There is just something about the weather in fiction.
It sets the mood for the readers, it alters the mood of characters or sometimes it changes according to the character’s mood.
Strange thing the weather in books. It never fails to rain when character is sad, or the moon is just right when she is in love. The sun shines bright when she is happy, and it snows profusely when one of her love ones dies.
Of course, he could dance in the rain, feel lonely in a sunny afternoon and dive into a snowbank to make snow angels. Sometimes the weather fits her mood and sometime he says to hell with it and ignores it completely.
This is no accident. While we can not control real weather, we do react to it. So when a writer wants to clue their reader about the current mood of a given scene, playing up the weather is a an easy choice. There different ways a writer can do this:
- Thunder God: The environment is always in sync with the characters weather. Light or shade, rain or shine, it reflects how he feels at any given moment. Common in romances. Of course the character could very well control the weather in some way, which means that this is supernatural in some way. But most of the time it simply serves to dramatize the character’s current mood.
- The weather, the weather never changes: The environment is preset on whatever setting the story requires, throughout. It is always night, or raining or snowing. Common in film noir, comic books, science fiction and disaster movies. At some level these stories pit the characters against the environment, whether is the corruption sweeping the dank city streets or the oppressive desert sun in midday.

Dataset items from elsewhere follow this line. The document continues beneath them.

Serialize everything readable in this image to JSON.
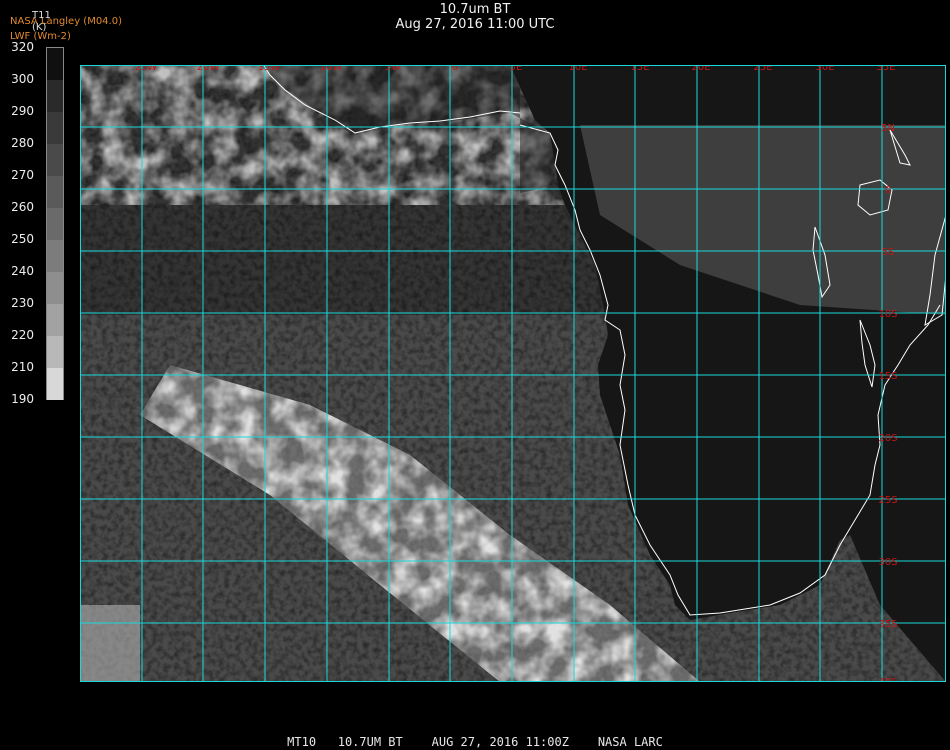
{
  "title": {
    "main": "10.7um BT",
    "sub": "Aug 27, 2016 11:00 UTC"
  },
  "credits": {
    "line1": "NASA Langley (M04.0)",
    "line2": "LWF (Wm-2)"
  },
  "colorbar": {
    "variable": "T11",
    "unit": "(K)",
    "ticks": [
      "320",
      "300",
      "290",
      "280",
      "270",
      "260",
      "250",
      "240",
      "230",
      "220",
      "210",
      "190"
    ],
    "colors": [
      "#101010",
      "#2a2a2a",
      "#3a3a3a",
      "#4a4a4a",
      "#5a5a5a",
      "#6a6a6a",
      "#7c7c7c",
      "#8e8e8e",
      "#a2a2a2",
      "#b8b8b8",
      "#d8d8d8"
    ]
  },
  "map": {
    "colors": {
      "grid": "#19d8d8",
      "coast": "#ffffff",
      "labels": "#c81414",
      "ocean": "#4a4a4a",
      "land": "#161616"
    },
    "lon_labels": [
      "25W",
      "20W",
      "15W",
      "10W",
      "5W",
      "0",
      "5E",
      "10E",
      "15E",
      "20E",
      "25E",
      "30E",
      "35E"
    ],
    "lat_labels": [
      "5N",
      "0",
      "5S",
      "10S",
      "15S",
      "20S",
      "25S",
      "30S",
      "35S",
      "40S"
    ]
  },
  "footer": "MT10   10.7UM BT    AUG 27, 2016 11:00Z    NASA LARC"
}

- Seasonal depression: The seasons change, and so does the character’s mood. Happens to a lot of people in real life, especially around the winter holidays.
- God has a funny sense of humor: The weather serves as a plot device, either in comedic sense, causing the character all kinds of grief or like in #2, it serves as a challenge for the character to overcome. In comedies, the character accepts that he can not change the weather, in survival stories the characters endure in spite of it.
- It got nothing to do with it: The weather is portrayed independently from the character’s mood an actions. Sometime it affects her emotional reaction, but most of the time it simply marks the passage of time or serves as footnote to the scene’s events.
Most stories have a mixture of one or more of these.
So when was the last time you used weather to set the mood?